5.3. Correlação forma-função: análise variacionista

Na etapa de mapeamento funcional, verificamos que o pretérito imperfeito do indicativo e as perífrases imperfectivas de passado codificam, nos contos analisados, as funções descritiva, habitual, desiderativa e narrativa. Considerando-se que as perífrases imperfectivas de passado e o pretérito imperfeito do indicativo, com base no conceito de regra variável proposto por Labov (1978)55, estão em variação, decidimos analisar a competição entre essas formas no corpus selecionado para esta pesquisa.
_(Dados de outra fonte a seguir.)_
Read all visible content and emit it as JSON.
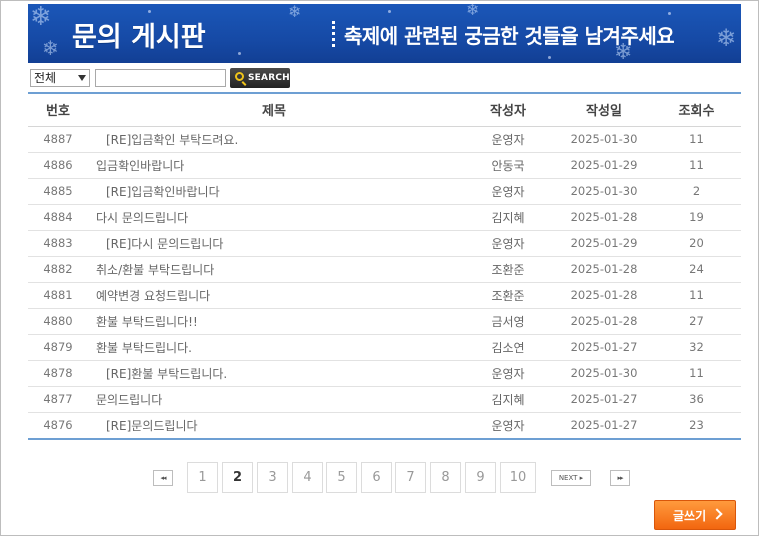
{
  "banner": {
    "title": "문의 게시판",
    "subtitle": "축제에 관련된 궁금한 것들을 남겨주세요"
  },
  "search": {
    "field_selected": "전체",
    "query_value": "",
    "button_label": "SEARCH"
  },
  "table": {
    "headers": {
      "no": "번호",
      "subject": "제목",
      "writer": "작성자",
      "date": "작성일",
      "views": "조회수"
    },
    "rows": [
      {
        "no": "4887",
        "subject": "[RE]입금확인 부탁드려요.",
        "reply": true,
        "writer": "운영자",
        "date": "2025-01-30",
        "views": "11"
      },
      {
        "no": "4886",
        "subject": "입금확인바랍니다",
        "reply": false,
        "writer": "안동국",
        "date": "2025-01-29",
        "views": "11"
      },
      {
        "no": "4885",
        "subject": "[RE]입금확인바랍니다",
        "reply": true,
        "writer": "운영자",
        "date": "2025-01-30",
        "views": "2"
      },
      {
        "no": "4884",
        "subject": "다시 문의드립니다",
        "reply": false,
        "writer": "김지혜",
        "date": "2025-01-28",
        "views": "19"
      },
      {
        "no": "4883",
        "subject": "[RE]다시 문의드립니다",
        "reply": true,
        "writer": "운영자",
        "date": "2025-01-29",
        "views": "20"
      },
      {
        "no": "4882",
        "subject": "취소/환불 부탁드립니다",
        "reply": false,
        "writer": "조환준",
        "date": "2025-01-28",
        "views": "24"
      },
      {
        "no": "4881",
        "subject": "예약변경 요청드립니다",
        "reply": false,
        "writer": "조환준",
        "date": "2025-01-28",
        "views": "11"
      },
      {
        "no": "4880",
        "subject": "환불 부탁드립니다!!",
        "reply": false,
        "writer": "금서영",
        "date": "2025-01-28",
        "views": "27"
      },
      {
        "no": "4879",
        "subject": "환불 부탁드립니다.",
        "reply": false,
        "writer": "김소연",
        "date": "2025-01-27",
        "views": "32"
      },
      {
        "no": "4878",
        "subject": "[RE]환불 부탁드립니다.",
        "reply": true,
        "writer": "운영자",
        "date": "2025-01-30",
        "views": "11"
      },
      {
        "no": "4877",
        "subject": "문의드립니다",
        "reply": false,
        "writer": "김지혜",
        "date": "2025-01-27",
        "views": "36"
      },
      {
        "no": "4876",
        "subject": "[RE]문의드립니다",
        "reply": true,
        "writer": "운영자",
        "date": "2025-01-27",
        "views": "23"
      }
    ]
  },
  "pagination": {
    "first_label": "◂◂",
    "pages": [
      "1",
      "2",
      "3",
      "4",
      "5",
      "6",
      "7",
      "8",
      "9",
      "10"
    ],
    "current": "2",
    "next_label": "NEXT ▸",
    "last_label": "▸▸"
  },
  "actions": {
    "write_label": "글쓰기"
  }
}
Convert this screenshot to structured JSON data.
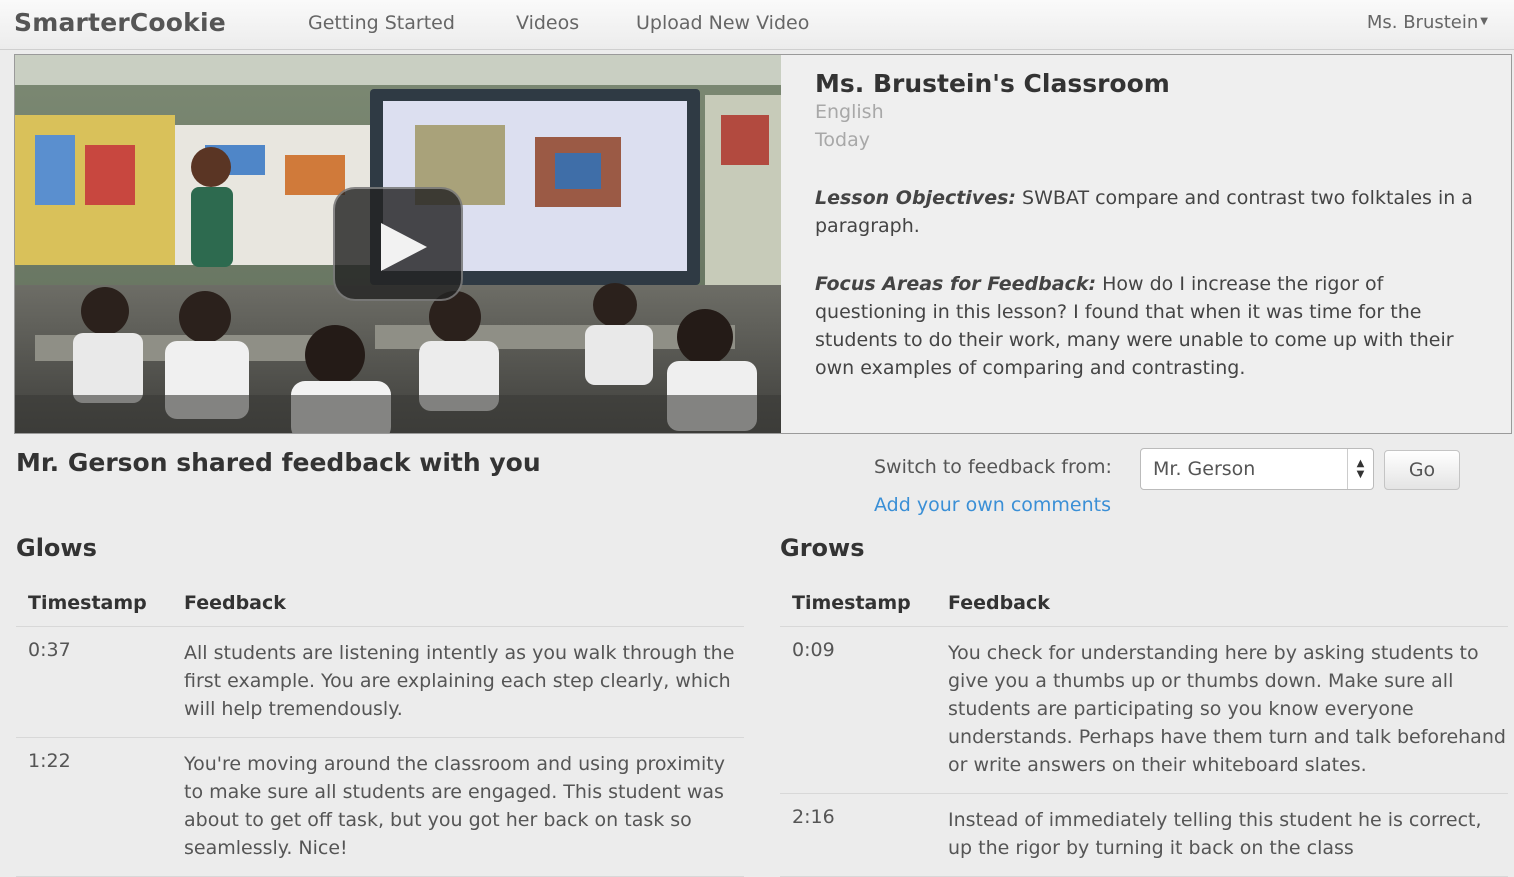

Nesse sentido, além de explicitar a regra variável, objetivamos identificar os condicionamentos que favorecem a ocorrência de uma ou outra forma. Em perspectiva Sociofuncionalista, utilizaremos os princípios e métodos da Sociolinguística laboviana atrelados a interpretações funcionalistas dos resultados quantitativos, para verificar as tendências de uso como reflexo da organização do processo comunicativo.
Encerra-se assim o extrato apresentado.